Washington, DC, August 21, 2002 - The Institute today urged the Financial Accounting Standards Board (FASB) to propose and adopt, as soon as practicable, a new accounting standard that would require companies to treat stock options as an expense and ensure uniformity in how stock options are valued.

“Maintaining investor confidence in the U.S. financial markets is imperative,” said Institute President Matthew P. Fink. “The mutual fund industry, on behalf of millions of individual investors, invests nearly $4 trillion in equity and fixed-income securities issued by U.S. corporations. Expensing stock options will benefit investors and enhance our nation’s reputation for having the most rigorous accounting and disclosure standards in the world.”

In a letter to FASB, the Institute explained how a mandatory, uniform standard for expensing stock options would improve current accounting standards:

  • First, there is no standard methodology for valuing the cost of stock options. A standardized approach would help all investors evaluate the effects of stock options upon company earnings on a uniform basis.
  • Second, the effects of stock options currently are required to be disclosed only in footnotes, rather than in the body of financial statements. While mutual funds and other institutional investors use the information currently provided in the footnotes, it is unclear if all investors make use of this information. Including the effects of stock options in financial statements will ensure that commonly reported items, such as earnings per share, have the same meaning for all companies.
  • Third, accounting rules should not treat stock options differently than other forms of compensation. The mutual fund industry does not believe stock options should be favored, or disfavored, compared to other forms of compensation.
  • Lastly, enhanced disclosure by public companies will help ensure that U.S. accounting and disclosure standards are the most rigorous in the world.

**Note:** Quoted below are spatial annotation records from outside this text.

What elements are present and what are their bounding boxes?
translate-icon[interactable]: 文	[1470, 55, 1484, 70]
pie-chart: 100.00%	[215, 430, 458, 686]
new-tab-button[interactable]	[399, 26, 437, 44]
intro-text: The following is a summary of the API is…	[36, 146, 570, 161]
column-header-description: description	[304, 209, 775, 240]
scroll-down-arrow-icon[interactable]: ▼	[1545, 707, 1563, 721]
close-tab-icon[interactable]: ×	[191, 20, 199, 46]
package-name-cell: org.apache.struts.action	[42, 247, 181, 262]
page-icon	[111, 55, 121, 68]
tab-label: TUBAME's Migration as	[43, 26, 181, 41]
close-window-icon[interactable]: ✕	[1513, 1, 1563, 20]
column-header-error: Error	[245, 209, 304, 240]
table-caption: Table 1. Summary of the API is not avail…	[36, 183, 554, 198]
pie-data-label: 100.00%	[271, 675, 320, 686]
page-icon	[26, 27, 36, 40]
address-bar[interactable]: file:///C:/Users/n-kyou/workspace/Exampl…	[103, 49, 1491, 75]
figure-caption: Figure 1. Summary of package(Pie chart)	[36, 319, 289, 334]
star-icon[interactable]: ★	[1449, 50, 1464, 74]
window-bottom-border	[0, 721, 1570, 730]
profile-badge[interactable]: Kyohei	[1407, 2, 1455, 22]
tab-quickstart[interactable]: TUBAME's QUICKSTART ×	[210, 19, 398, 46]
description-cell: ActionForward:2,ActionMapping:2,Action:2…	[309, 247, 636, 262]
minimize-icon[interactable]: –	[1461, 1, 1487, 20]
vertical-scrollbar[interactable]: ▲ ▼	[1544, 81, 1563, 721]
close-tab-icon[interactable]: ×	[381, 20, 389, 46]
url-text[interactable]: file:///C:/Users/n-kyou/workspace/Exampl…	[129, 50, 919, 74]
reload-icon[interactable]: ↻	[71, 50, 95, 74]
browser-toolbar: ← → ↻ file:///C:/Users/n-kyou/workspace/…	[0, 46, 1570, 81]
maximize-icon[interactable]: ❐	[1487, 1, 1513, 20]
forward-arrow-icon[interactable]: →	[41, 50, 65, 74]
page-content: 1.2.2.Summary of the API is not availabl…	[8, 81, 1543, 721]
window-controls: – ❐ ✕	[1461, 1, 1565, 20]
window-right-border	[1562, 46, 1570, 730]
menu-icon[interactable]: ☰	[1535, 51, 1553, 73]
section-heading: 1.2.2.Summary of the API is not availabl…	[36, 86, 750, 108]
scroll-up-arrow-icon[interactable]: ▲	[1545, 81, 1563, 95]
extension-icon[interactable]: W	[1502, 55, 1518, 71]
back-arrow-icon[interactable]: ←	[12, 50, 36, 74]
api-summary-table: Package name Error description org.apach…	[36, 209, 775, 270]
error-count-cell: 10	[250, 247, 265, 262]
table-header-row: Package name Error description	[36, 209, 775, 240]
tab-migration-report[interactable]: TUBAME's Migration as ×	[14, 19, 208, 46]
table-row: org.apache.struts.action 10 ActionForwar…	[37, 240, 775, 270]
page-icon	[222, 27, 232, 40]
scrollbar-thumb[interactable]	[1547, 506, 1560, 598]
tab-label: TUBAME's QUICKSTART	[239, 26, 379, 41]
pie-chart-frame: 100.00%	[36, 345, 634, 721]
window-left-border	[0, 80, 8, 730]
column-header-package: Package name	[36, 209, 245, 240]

The U.S. mutual fund industry has consistently sought to achieve corporate and market reforms that will benefit its 93 million shareholders. The Institute’s support for expensing stock options is the latest in a series of reforms supported by the industry. In 1998, the industry began urging the New York Stock Exchange to require shareholder approval of stock option plans. For several years, the Institute has called for measures to reduce trading costs through improvements in the function and regulation of the equity markets and supported enhanced disclosure of municipal securities.

This year, the Institute has called for: earnings announcements to be improved and expeditiously filed with the SEC; enhanced disclosure rules for loans to and insider selling by senior executives; and disclosure of critical accounting policies. The Institute also supported the Sarbanes-Oxley Act, which makes essential reforms in corporate governance, disclosure, and accountability and ensures strengthened SEC oversight and enforcement.